I am becoming increasingly alarmed at the occult practices that are being introduced to my children in public school and even in kindergarten.  As momentum increases to try to remove Christian Religious Education from public schools, it alarms me that I see the pagan influences increasing.

My daughter is in grade 4 and my son in grade 1.  Every year so far there has been a battle with regards to this issue.

When my son was in his last term of kindergarten he had a substitute teacher for the last few weeks to cover maternity leave.  She had the kids sit in a circle and pass around a stick.  This stick had a string attached to the end of it with a feather attached to the string.  She asked them to wish for a pet as they held the stick.  She also practiced visualization and meditation with them.  She would get them to visualise their parents as tiny and in the palms of their own hands as they said some sort of mantra exerting their own will over their parents.  When my husband and I found out about this we were extremely alarmed.  We complained to the kindergarten.  They could see nothing wrong with what she was doing and said she was encouraging “imagination” etc.  It was only when we threatened his permanent removal from the centre that they arranged a meeting with us and they agreed to stop this kind of “teaching”.  These kids were 4 years old at the time.

I have had to go up to school when my daughter was in grade one and meet with her teacher as I heard that she was about to start reading a famous story about witches to the class.  I requested that she consider not reading the book, but if she were to go ahead with it that my daughter be removed from the class whilst she read the story.  She decided to not go ahead with it.

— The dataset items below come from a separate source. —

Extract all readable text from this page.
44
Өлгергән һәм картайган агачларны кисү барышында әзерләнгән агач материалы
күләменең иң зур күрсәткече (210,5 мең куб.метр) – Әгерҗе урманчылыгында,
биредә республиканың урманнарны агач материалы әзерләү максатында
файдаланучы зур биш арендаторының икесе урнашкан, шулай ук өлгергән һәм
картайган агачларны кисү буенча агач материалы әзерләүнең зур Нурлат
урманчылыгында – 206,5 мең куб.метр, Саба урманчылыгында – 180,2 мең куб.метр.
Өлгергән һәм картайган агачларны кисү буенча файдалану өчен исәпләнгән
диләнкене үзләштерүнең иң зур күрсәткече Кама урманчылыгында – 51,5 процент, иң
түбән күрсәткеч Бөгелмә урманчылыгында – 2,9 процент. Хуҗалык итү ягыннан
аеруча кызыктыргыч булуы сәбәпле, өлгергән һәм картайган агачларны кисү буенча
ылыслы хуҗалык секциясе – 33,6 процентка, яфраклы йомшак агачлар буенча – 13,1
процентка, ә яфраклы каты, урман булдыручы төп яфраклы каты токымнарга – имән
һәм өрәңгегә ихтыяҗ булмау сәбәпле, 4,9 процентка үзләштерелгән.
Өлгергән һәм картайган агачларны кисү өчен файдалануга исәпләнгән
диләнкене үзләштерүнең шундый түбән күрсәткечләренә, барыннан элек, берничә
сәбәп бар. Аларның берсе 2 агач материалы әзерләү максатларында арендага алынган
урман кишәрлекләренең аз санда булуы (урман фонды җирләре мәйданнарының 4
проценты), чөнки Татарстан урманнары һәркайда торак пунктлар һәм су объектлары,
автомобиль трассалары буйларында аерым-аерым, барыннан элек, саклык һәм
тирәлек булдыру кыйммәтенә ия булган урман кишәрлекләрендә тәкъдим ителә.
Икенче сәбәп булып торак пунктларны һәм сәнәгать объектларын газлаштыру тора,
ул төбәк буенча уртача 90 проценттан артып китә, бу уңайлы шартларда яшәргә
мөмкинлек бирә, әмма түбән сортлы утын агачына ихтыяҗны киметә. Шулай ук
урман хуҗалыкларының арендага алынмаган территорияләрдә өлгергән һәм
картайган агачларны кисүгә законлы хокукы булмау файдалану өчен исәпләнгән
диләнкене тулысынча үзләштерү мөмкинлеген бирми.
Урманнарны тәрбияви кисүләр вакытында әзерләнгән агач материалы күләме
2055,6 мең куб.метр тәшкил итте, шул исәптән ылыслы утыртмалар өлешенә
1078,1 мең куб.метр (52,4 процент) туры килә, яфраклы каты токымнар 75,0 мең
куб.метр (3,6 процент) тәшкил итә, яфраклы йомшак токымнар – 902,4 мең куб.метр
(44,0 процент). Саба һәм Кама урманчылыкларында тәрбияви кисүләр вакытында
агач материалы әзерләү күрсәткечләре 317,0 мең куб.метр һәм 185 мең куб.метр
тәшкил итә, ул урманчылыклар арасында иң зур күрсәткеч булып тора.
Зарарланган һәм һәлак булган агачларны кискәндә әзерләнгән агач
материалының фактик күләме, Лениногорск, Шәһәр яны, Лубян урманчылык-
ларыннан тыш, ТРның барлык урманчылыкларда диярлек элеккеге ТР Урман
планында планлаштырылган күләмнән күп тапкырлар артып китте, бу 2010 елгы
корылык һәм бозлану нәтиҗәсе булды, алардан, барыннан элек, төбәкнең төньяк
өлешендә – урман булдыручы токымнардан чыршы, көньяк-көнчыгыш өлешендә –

In grade two my daughter’s teacher began leading them through guided meditation and visualization as they lay on the floor.

In grade four this practice still continues in her classroom but, praise God, after much prayer about this the teacher has now given the children the option to “opt out” of it.  My daughter now giggles and chats quietly with a friend or reads a book as it goes on.

A “reflections” garden is now being planned and designed for the school with winding pathways and orbs.  Maybe I am getting overly alarmed, but this to me also sounds a bit worrying.

There seems to me to be a double-standard here – get rid of Christian education, remove the history of our Judeo-Christian heritage here in Australia, but practices from another religion such as Zen Buddhism or Hinduism are acceptable.

I know that nature abhors a vacuum, and so the removal of Christianity in any form from our schools will have to be replaced with something else.

My husband and I feel we are really left with no choice but to pull the kids out and put them in a Christian school.  But what about those families who cannot afford this option?

Has anyone else experienced anything similar?  Would love to hear any feedback.